Note To Ice Cube: We Are All Raiders Fans, No Matter Where Home Is

You can call it a question of perspective, but after watching the Ice Cube documentary "Straight Outta L.A.", I was left with two feelings.

The first feeling is that if you grew up watching the Los Angeles Raiders and then watched the team leave, you'd be sad. Sure, you had the Silver and Black for over a decade. You got to see a team that at the start could not be beat, but then went on a roller coaster ride from the end of the Flores Era to the Art Shell/Bo Jackson Show. Those were some great times.

Secondly, you have to feel sorry for Ice Cube.  He never got to taste what the real Raiders were like, the ones that thrived before the move to L.A. He does mention watching the great 1980 Super Bowl win, but he forgets that the team existed long before L.A. was begging for a club. L.A., for all its fickle fans, lost the Rams first to Anaheim and that set the stage for the Raiders to move.

But it also shows a perspective that gives an inclination on how large of a fanbase the Raiders have in Raider Nation. Some teams pride themselves on only the good years; say, the Tampa Bay Bucs or the New England Patriots.
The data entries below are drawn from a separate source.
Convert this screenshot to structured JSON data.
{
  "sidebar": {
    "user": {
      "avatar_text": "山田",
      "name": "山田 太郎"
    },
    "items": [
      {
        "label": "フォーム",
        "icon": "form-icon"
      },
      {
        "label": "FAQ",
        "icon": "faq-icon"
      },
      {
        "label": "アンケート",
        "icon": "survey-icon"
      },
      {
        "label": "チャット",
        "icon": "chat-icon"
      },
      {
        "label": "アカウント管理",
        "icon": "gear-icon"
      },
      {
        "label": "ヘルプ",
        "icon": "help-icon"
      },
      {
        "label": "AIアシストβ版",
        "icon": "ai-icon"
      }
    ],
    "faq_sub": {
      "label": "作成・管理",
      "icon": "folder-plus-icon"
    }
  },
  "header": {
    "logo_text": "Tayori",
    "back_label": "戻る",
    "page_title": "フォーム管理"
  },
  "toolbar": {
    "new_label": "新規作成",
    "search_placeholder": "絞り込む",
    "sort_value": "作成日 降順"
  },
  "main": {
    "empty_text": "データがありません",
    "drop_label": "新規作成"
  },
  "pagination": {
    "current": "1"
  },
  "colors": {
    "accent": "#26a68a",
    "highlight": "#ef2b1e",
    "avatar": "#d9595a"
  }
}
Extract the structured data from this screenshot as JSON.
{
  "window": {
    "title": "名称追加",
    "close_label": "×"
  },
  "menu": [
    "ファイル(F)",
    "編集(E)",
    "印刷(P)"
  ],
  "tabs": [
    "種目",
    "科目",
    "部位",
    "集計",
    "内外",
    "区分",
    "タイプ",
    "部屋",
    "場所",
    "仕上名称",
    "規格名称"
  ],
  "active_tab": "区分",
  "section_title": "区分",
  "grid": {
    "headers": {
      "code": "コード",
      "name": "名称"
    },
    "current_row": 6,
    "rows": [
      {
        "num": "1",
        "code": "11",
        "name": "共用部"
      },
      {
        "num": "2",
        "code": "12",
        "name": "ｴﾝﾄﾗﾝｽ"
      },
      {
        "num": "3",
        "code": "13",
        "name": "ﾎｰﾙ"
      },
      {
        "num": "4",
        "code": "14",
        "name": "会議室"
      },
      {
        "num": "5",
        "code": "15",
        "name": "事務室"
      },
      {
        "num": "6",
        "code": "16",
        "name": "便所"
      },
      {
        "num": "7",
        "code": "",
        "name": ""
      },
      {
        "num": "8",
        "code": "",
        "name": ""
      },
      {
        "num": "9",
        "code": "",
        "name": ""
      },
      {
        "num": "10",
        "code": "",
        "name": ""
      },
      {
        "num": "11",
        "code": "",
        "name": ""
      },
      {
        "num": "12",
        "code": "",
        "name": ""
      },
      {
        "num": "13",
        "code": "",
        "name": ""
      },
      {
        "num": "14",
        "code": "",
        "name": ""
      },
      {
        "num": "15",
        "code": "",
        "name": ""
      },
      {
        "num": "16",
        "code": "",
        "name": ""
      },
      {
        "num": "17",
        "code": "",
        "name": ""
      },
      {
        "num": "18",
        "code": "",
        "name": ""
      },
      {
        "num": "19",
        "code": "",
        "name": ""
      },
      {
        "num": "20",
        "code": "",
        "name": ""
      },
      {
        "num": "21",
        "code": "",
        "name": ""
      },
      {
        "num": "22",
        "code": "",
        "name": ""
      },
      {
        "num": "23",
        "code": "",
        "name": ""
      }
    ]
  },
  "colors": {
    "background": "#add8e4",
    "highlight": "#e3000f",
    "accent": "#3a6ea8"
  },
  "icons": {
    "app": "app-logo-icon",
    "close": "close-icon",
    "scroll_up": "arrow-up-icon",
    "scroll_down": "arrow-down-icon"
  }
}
There's a smattering of fans that might remember that Jim Plunkett was a quarterback for them back in the mid 1970s, but most only know of Tom Brady.

For the Raiders fans, there's three different stages, possibly a fourth.

The first stage is made of up of the sages of wisdom. They put their kids to bed with stories of how Jim Otto would stand up an entire defensive line while injured . How Daryle Lamonica would get that look and chuck it 80 yards down the field, just to loosen up. Or about the 1967 season, when the Raiders, backed by Lamonica, Blanda, Biletnikoff, and Otto, won the AFL title.

Glory days, truly.

This stage would witness two Super Bowls, including the 1976 win over the Vikings and as a last treat, the 1980 win over the Eagles.  Again, great things.